On one hand, it makes sense we’d be focused on this ancillary skill over others like writing. Silicon Valley is infatuated with engineers as “creators;” companies talk about searching for the 10x engineer but not the 10x analyst, sales rep, support agent, or even CEO; there’s a non-trivial salary gap between analyst and data scientist. On the other hand, we’ll always play second fiddle to software developers because, for most of us, our primary function isn’t to develop software. Rather than fighting this claim, we should demand that others judge us against a different yardstick. And that starts with judging ourselves in the same way.

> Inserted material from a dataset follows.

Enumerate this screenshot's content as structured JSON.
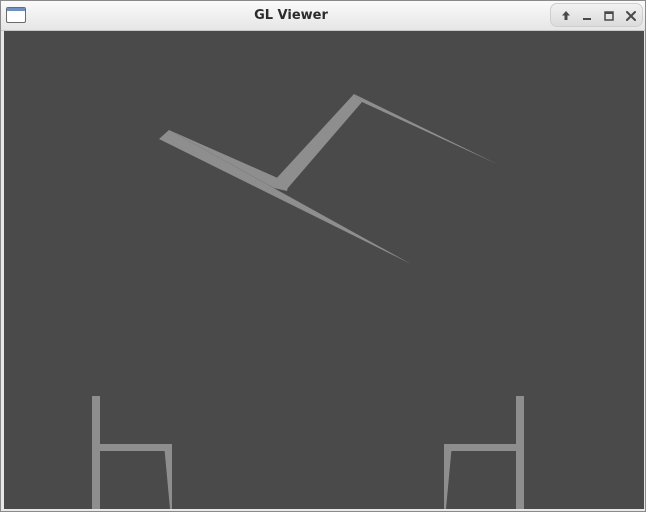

“Viral” on analytics Twitter is a few dozen likes, a retweet by a VC, and write-ups in two of the six data engineering newsletters.
I’ve personally done this in several ways. After learning d3, I tried to tell every story with over-stylized interactive visualizations. In most cases, simple charts would’ve been better. After learning how to scrape websites, I started trying to collect my own data rather than looking for existing datasets. I wasn’t an analyst, but a man with a chainsaw, intoxicated by its power, hell-bent on cutting something, anything, everything down with it.
It’s left to the reader to decide how they feel about this particular point.
Plus, if we hire people with these backgrounds, maybe our leading “thinkers” would stop calling them the easy subjects. Also, Paul, we could do without the subtle suggestion that high-income students’ systemic advantages are just a statistical quirk that you were the first person clever enough to see.